In particolare, il consolidato orientamento della Corte dei conti osserva che la confisca penale ha natura e finalità ontologicamente diverse (in dettaglio natura di pena accessoria con conseguente finalità sanzionatoria) rispetto alla condanna risarcitoria pronunciata nella sede giuscontabile, circostanza che escluderebbe la possibilità di scomputo della somma già confiscata (Corte dei conti, Sez. II, app., n. 130/2024).
Ritiene tuttavia il Collegio che tale orientamento meriti di essere rimeditato alla luce della più recente giurisprudenza della Corte di cassazione (Cass., n. 34356/2023).
Nel riaffermare che la confisca disciplinata dall’art. 322 ter c.p. costituisce una sanzione in forza della sua natura punitiva e “persegue lo scopo di ripristinare la situazione economica del reo qual era prima della violazione della legge penale, privandolo delle utilità ricavate dal crimine commesso”, evidenzia una esigenza di coordinamento con l’azione giuscontabile.

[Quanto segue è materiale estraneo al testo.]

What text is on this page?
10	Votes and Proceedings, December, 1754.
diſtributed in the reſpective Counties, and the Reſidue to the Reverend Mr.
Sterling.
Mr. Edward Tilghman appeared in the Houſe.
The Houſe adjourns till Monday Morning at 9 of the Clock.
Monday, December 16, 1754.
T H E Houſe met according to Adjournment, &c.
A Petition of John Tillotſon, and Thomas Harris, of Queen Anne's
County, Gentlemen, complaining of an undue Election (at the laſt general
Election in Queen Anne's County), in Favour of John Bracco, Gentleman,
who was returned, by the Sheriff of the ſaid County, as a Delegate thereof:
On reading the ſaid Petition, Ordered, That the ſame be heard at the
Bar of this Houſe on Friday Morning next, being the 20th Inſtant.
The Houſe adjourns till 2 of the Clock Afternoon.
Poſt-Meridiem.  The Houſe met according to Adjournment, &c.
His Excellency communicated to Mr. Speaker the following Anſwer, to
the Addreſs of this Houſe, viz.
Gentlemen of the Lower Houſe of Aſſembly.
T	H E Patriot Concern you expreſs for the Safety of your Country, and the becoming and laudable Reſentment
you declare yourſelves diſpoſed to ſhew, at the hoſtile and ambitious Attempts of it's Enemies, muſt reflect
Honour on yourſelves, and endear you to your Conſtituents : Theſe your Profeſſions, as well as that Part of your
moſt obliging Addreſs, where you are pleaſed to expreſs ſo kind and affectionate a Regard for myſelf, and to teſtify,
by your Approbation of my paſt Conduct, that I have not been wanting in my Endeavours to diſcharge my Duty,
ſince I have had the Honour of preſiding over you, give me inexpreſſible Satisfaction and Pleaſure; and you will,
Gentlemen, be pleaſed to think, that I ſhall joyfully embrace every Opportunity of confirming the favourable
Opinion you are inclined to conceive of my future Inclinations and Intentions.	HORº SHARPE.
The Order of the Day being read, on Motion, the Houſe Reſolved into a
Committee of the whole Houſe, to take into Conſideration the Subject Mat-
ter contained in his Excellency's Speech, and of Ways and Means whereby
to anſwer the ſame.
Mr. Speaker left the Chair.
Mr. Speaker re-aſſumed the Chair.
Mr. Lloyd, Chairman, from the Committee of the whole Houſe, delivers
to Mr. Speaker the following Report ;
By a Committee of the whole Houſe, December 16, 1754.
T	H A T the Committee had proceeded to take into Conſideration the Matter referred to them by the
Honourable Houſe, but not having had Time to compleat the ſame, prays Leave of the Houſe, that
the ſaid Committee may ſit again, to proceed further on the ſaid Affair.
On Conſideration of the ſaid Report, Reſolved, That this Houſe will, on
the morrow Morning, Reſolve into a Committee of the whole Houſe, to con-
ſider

In particolare, ad avviso della Cassazione, nel determinare l’ammontare pecuniario sino a concorrenza del quale confiscare in sede penale i beni del condannato è necessario tenere conto della già avvenuta totale o parziale restituzione o corresponsione all’ente danneggiato di eventuali somme di denaro, da scomputare dal totale del profitto del reato.
Una tale lettura coordinata ha ricevuto, peraltro, avallo normativo per effetto della disposizione dell’art. 19, co. 1, d.lgs. n. 231 del 2001, contenente la clausola per la quale, in caso di responsabilità degli enti, la confisca deve essere disposta soltanto per quella parte del profitto del reato presupposto che non possa essere restituito al danneggiato.
Tale approdo ermeneutico deve ritenersi operante anche in senso contrario, portando a concludere che l’azione restitutoria trovi limite nella disposta confisca. Infatti, riconoscere un danno risarcibile in favore dell’Erario violerebbe il principio di effettività del danno. Tale ultimo principio impone che, nella quantificazione del pregiudizio, si faccia applicazione dell’istituto della compensatio lucri cum damno, tenendo conto anche delle conseguenze positive che l’eventus damni ha prodotto nella sfera giuridica del danneggiato.
Nel caso della responsabilità amministrativo contabile, peraltro, l’elisione compensativa tra conseguenze positive e negative trova espresso riconoscimento legislativo (art. 1, c. 1-bis, l. n. 20 del 1994) con un’accezione particolarmente ampia dei vantaggi da prendere in considerazione nell’operazione di bilanciamento, sia sotto il profilo oggettivo (tutti i vantaggi comunque conseguiti) sia sotto quello soggettivo (vantaggi ricadenti nella sfera giuridica non solo dell’amministrazione di appartenenza, ma anche di altra amministrazione o della comunità amministrata), purché scaturenti dal medesimo fatto generatore delle conseguenze pregiudizievoli.